One evening Mrignoyonee sees Shekhar going out in a carriage, and she discovers that he has gone out to arrange his marriage to a wealthy heiress.  Hiding her disappointment at this disturbing news, Mrignoyonee gets her brother to stage a lavish wedding party prior to the wedding ceremony.  At the event, when her brother and Shekhar are sharing a drink, she secretly spikes Shekhar’s glass with a lethal dose of arsenic.  Then she dresses up, for once, in colorful wedding clothes and goes out into her private garden and lays down on the ground after having consumed her own potion.

At this point in the story, we now see Mrignoyonee and Arup, the two silent witnesses, standing in the garden and looking down at her double in the form of the unconscious, prostrate body of Mrignoyonee, the dramatic subject of her own tale.  Mrignoyonee ruefully reflects to Arup on the failure of her narcissistic scheme to join up with Shekhar in an unfettered afterlife.  Instead, her journey into death only led to lifeless emptiness, and Shekhar was nowhere to be found.  When she next woke up, she tells him, she found that she was a lifeless skeleton being examined by medical students.

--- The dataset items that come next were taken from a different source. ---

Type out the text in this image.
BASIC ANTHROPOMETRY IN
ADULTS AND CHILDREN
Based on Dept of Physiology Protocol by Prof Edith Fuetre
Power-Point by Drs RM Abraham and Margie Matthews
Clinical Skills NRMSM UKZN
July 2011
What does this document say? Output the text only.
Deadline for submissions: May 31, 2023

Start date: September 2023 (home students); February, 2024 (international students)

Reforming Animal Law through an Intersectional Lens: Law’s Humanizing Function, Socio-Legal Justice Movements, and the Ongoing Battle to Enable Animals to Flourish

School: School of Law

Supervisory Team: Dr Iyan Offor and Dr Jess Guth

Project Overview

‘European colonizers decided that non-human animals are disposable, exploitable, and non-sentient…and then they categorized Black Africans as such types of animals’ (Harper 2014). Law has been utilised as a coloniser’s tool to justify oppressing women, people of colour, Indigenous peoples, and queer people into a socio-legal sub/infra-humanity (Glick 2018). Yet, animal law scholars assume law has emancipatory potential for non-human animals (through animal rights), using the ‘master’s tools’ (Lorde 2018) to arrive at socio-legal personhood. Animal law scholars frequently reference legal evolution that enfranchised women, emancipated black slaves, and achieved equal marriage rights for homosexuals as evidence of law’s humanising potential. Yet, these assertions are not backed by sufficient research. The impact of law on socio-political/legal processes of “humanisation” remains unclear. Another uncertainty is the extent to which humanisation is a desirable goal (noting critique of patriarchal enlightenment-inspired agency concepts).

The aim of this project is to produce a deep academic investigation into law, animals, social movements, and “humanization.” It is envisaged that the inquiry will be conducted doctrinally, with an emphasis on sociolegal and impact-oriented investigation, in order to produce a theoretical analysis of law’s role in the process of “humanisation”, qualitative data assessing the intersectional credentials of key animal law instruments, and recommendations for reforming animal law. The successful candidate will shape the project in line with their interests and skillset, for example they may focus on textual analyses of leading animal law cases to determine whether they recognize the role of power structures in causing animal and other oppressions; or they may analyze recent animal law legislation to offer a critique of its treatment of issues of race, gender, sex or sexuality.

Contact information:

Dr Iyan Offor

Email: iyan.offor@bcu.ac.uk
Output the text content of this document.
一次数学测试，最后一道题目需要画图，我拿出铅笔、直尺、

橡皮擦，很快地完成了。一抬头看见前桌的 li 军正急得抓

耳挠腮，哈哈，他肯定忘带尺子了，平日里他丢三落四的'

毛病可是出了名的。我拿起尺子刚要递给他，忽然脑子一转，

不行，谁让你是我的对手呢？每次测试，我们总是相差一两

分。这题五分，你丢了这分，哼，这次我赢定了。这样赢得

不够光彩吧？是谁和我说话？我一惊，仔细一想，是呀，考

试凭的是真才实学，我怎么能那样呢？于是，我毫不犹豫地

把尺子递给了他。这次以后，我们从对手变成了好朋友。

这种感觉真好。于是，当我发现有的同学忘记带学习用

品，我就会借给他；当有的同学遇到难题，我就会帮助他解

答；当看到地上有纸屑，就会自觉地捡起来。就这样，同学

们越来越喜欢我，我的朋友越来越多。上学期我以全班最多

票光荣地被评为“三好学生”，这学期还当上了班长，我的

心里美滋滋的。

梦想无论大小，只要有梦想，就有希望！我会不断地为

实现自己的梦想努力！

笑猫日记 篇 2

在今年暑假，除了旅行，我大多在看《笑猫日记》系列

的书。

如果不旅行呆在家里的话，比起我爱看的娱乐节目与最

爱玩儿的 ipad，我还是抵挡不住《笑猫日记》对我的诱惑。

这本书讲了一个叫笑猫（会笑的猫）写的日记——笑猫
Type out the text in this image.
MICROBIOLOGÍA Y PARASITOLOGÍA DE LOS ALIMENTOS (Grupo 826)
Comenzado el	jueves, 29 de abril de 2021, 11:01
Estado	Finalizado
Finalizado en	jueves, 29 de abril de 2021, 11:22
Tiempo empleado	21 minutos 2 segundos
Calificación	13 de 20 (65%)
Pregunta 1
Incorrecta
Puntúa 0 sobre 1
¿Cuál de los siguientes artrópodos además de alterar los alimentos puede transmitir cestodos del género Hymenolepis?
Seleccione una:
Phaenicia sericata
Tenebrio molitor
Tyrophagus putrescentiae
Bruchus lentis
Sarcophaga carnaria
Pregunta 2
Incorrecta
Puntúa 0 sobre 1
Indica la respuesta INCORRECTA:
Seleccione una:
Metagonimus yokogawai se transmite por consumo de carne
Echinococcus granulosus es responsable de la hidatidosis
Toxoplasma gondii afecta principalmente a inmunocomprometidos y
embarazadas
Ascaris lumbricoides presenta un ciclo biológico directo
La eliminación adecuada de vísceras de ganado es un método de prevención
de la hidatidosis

With Mrignoyonee’s story now completed, Arup wakes up in the morning alone in his room.  There is no sign of the beautiful ghost who had enchanted him overnight with her dolorous tale.


Tagore’s story, as told through Mrignoyonee’s almost self-mockingly narcissistic recounting, has its satirical elements, but it has a serious side to it, too.  Apparently Indian widows were traditionally kept in such confinement as to be almost cut off from life, itself.  This was an aspect of the general restrictions traditionally placed on women that Tagore criticized.  The way out of this cultural morass was not to seek narcissistically focused salvation in some imagined afterlife; it was better to embrace life and seek whatever improvements can be made through vital human engagement.

This production, “Kankaal”, of the story does have some weaknesses.  The outer story of Arup is too mockingly exaggerated and overacted; and this makes that story, which excessively occupies more than one-third of the running time, uninteresting.  In addition, this portion annoyingly employs a shaky hand-held camera to depict Arup’s agitated state when he encounters the ghost.  However, these defects are more than compensated for by the lyrical and dreamy presentation of Mrignoyonee’s story, which features the hypnotically ambiguous performance of Anupriya Goenka in that leading role.  Her dreamy and enticing eyes and smile are suggestive of that mysterious other world from which she comes.
½

Notes:
  1. Rabindranath Tagore, “The Skeleton”, Mashi and Other Stories, The Literature Network, (1892/trans. 1918).   
  2. Durga S, “The Uncanny – Stories by Rabindranath Tagore (9)”, Writersbrew, (9  March 2016).        
  3. At one point, though, she refers to herself as “Roopmati”.
  4. In Tender Is the Night (1934), Fitzgerald commented at one point, “he was twenty-six years old, a fine age for a man, indeed the very acme of bachelorhood.”

1 comment:

Radaway said...

Thanks for this put up here .
I have yet to watch this episode but it has done me good to have a heads up of what could be expected.
I saw 'monihara' & immediately compared it with Ray's 1961 short film. Ray is defintely far ahead and he also sticks to the original plot close.
was 'kankaal' too like the 1961-Monihara ever filmed before ?
If Yes, I would like to know when, as google search did not yield much for me.